Ratanakkiri provincial governor Pao Ham Pan has called Daun Penh Agrico’s new concession “unofficial.”

Photographs taken by local human rights group Adhoc last week show thousands of 3-meter-long logs, much of it rare rosewood, stockpiled inside a sawmill located on Daun Penh Agrico’s 2011 ELC in the sanctuary. Photos taken on the same day show alleged employees of Try Pheap Import Export transporting hardwood logs of the same dimensions by boat across the Srepok River inside the Lumphat Wildlife Sanctuary.

In February, the Ministry of Agriculture granted Try Pheap exclusive rights to purchase all timber felled in Ratanakkiri, a decision rights workers say has only served to hasten the deforestation in the province.

Yun Potim, a lawyer for Daun Penh (Cambodia) Group, which once oversaw Daun Penh Agrico, said Wednesday that the Ratanakkiri subsidiary had been sold to another local firm, Dara Ratanakkiri Agriculture, late last year.

“All relations and connections with that company [were severed] in 2012,” Mr. Potim said during an interview at Daun Penh Group’s headquarters in Phnom Penh.

Mr. Potim said Daun Penh Agrico’s 2011 ELC inside the Lumphat Wildlife Sanctuary was likewise transferred to Dara Ratanakkiri Agriculture.

“Our plan was to plant cassava, but…cassava was not economically viable,” Mr.
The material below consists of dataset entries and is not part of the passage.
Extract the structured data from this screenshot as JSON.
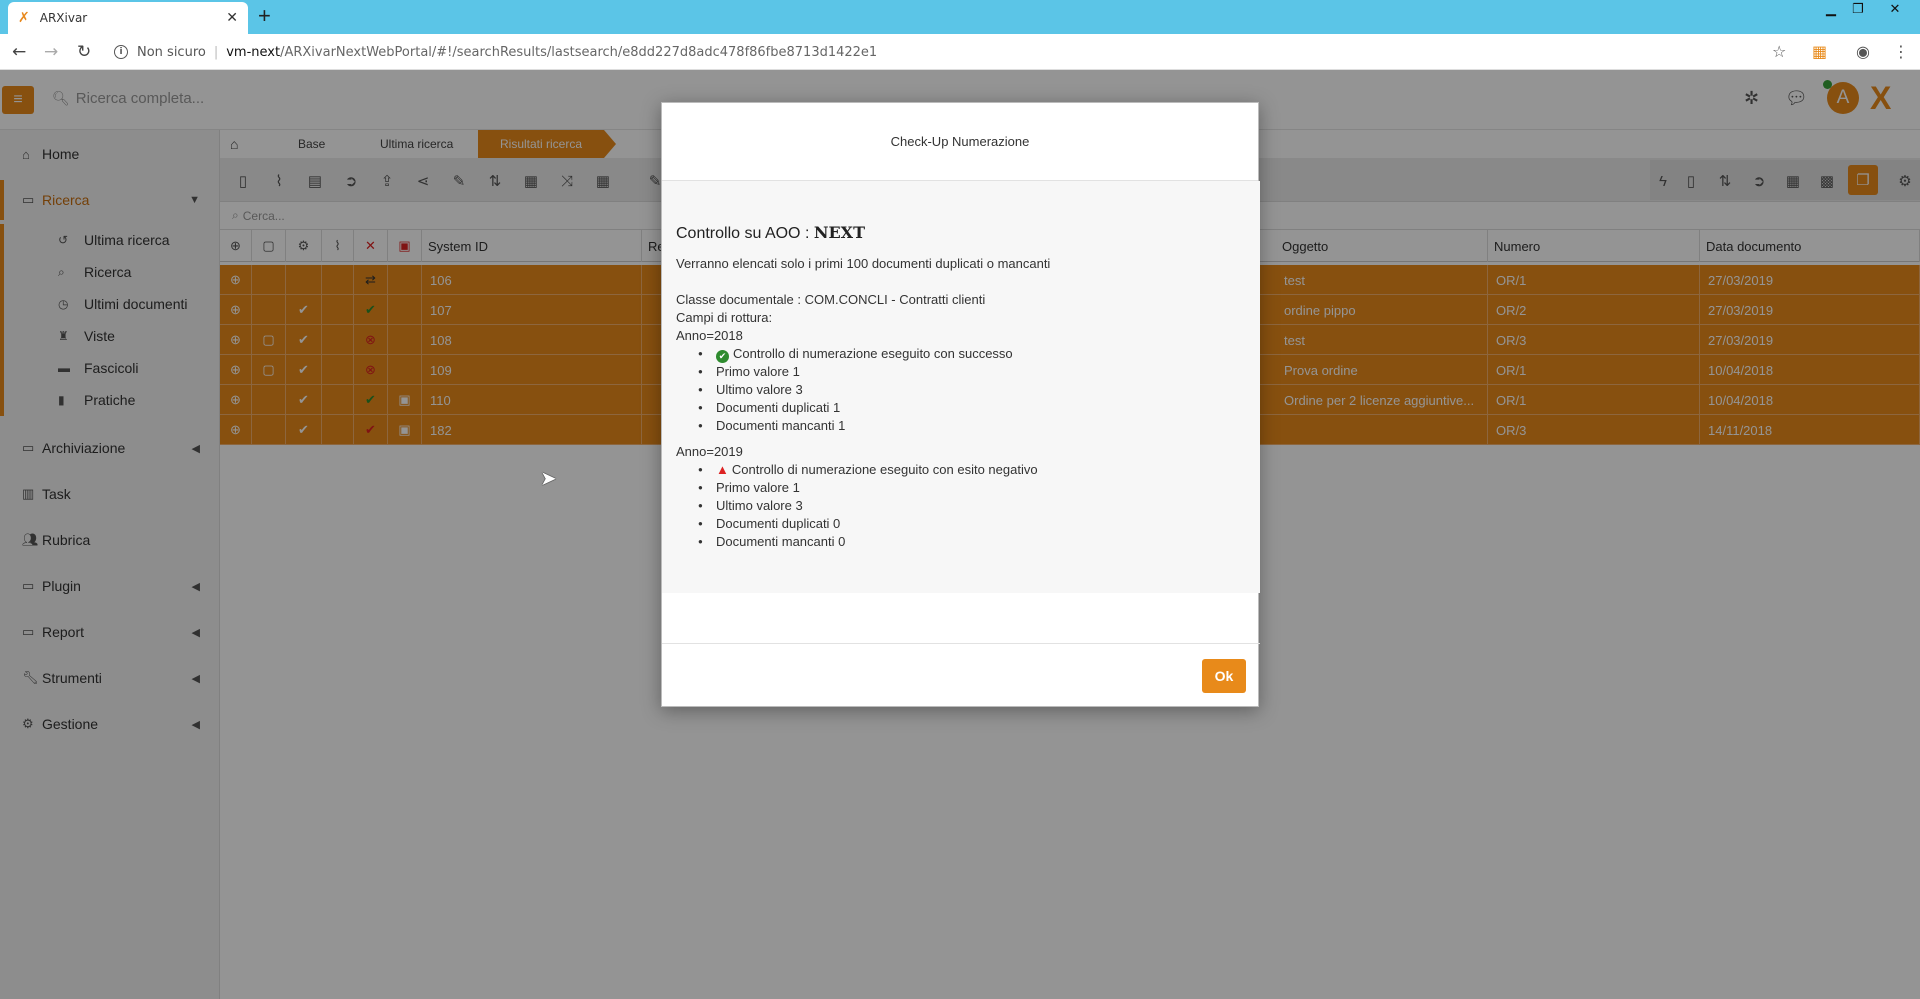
{
  "browser": {
    "tab_title": "ARXivar",
    "tab_close": "✕",
    "new_tab": "+",
    "not_secure": "Non sicuro",
    "url_host": "vm-next",
    "url_path": "/ARXivarNextWebPortal/#!/searchResults/lastsearch/e8dd227d8adc478f86fbe8713d1422e1"
  },
  "app": {
    "search_placeholder": "Ricerca completa...",
    "avatar_initial": "A",
    "brand_mark": "X"
  },
  "sidebar": {
    "items": [
      {
        "label": "Home",
        "icon": "home-icon"
      },
      {
        "label": "Ricerca",
        "icon": "folder-icon"
      },
      {
        "label": "Archiviazione",
        "icon": "folder-icon"
      },
      {
        "label": "Task",
        "icon": "columns-icon"
      },
      {
        "label": "Rubrica",
        "icon": "users-icon"
      },
      {
        "label": "Plugin",
        "icon": "folder-icon"
      },
      {
        "label": "Report",
        "icon": "folder-icon"
      },
      {
        "label": "Strumenti",
        "icon": "wrench-icon"
      },
      {
        "label": "Gestione",
        "icon": "cogs-icon"
      }
    ],
    "sub_items": [
      {
        "label": "Ultima ricerca",
        "icon": "history-icon"
      },
      {
        "label": "Ricerca",
        "icon": "search-icon"
      },
      {
        "label": "Ultimi documenti",
        "icon": "clock-icon"
      },
      {
        "label": "Viste",
        "icon": "binoculars-icon"
      },
      {
        "label": "Fascicoli",
        "icon": "folder-icon"
      },
      {
        "label": "Pratiche",
        "icon": "file-icon"
      }
    ]
  },
  "breadcrumb": {
    "items": [
      "Base",
      "Ultima ricerca",
      "Risultati ricerca"
    ]
  },
  "filter": {
    "placeholder": "Cerca..."
  },
  "grid": {
    "columns": {
      "system_id": "System ID",
      "re": "Re",
      "oggetto": "Oggetto",
      "numero": "Numero",
      "data_documento": "Data documento"
    },
    "rows": [
      {
        "system_id": "106",
        "oggetto": "test",
        "numero": "OR/1",
        "data": "27/03/2019"
      },
      {
        "system_id": "107",
        "oggetto": "ordine pippo",
        "numero": "OR/2",
        "data": "27/03/2019"
      },
      {
        "system_id": "108",
        "oggetto": "test",
        "numero": "OR/3",
        "data": "27/03/2019"
      },
      {
        "system_id": "109",
        "oggetto": "Prova ordine",
        "numero": "OR/1",
        "data": "10/04/2018"
      },
      {
        "system_id": "110",
        "oggetto": "Ordine per 2 licenze aggiuntive...",
        "numero": "OR/1",
        "data": "10/04/2018"
      },
      {
        "system_id": "182",
        "oggetto": "",
        "numero": "OR/3",
        "data": "14/11/2018"
      }
    ]
  },
  "modal": {
    "title": "Check-Up Numerazione",
    "heading_prefix": "Controllo su AOO : ",
    "heading_aoo": "NEXT",
    "subtitle": "Verranno elencati solo i primi 100 documenti duplicati o mancanti",
    "classe": "Classe documentale : COM.CONCLI - Contratti clienti",
    "campi": "Campi di rottura:",
    "groups": [
      {
        "anno": "Anno=2018",
        "status": "Controllo di numerazione eseguito con successo",
        "items": [
          "Primo valore 1",
          "Ultimo valore 3",
          "Documenti duplicati 1",
          "Documenti mancanti 1"
        ]
      },
      {
        "anno": "Anno=2019",
        "status": "Controllo di numerazione eseguito con esito negativo",
        "items": [
          "Primo valore 1",
          "Ultimo valore 3",
          "Documenti duplicati 0",
          "Documenti mancanti 0"
        ]
      }
    ],
    "ok_label": "Ok"
  },
  "colors": {
    "accent": "#e88a1a",
    "chrome": "#5bc5e7",
    "success": "#2e8b2e",
    "danger": "#dd2222"
  }
}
Potim said of the 2011 concession.

On Wednesday, a page on Daun Penh Group’s website that had previously touted the company’s rice- and cassava-growing ventures in Ratanakkiri was removed.

Kim Eang, a representative of Daun Penh Agrico, said she had never heard of Dara Ratanakkiri Agriculture, saying that the owners of her company are, in fact, Vietnamese.

On Tuesday, Council of Ministers spokesman Phay Siphan said Daun Penh Agrico’s “unofficial” concession—which a company representative said was awarded about five months ago—violated Prime Minister Hun Sen’s May 2012 moratorium on the issuance of new ELCs.

A report released this week by the Cambodia Human Rights Task Force claims that Try Pheap and his wife, Mao Mam, have been granted nearly 90,000 hectares of concession land in Ratanakkiri province alone.

The report also says that Try Pheap’s ELCs across the country have negatively impacted 1,445 families, although it does not explain how researchers determined this figure.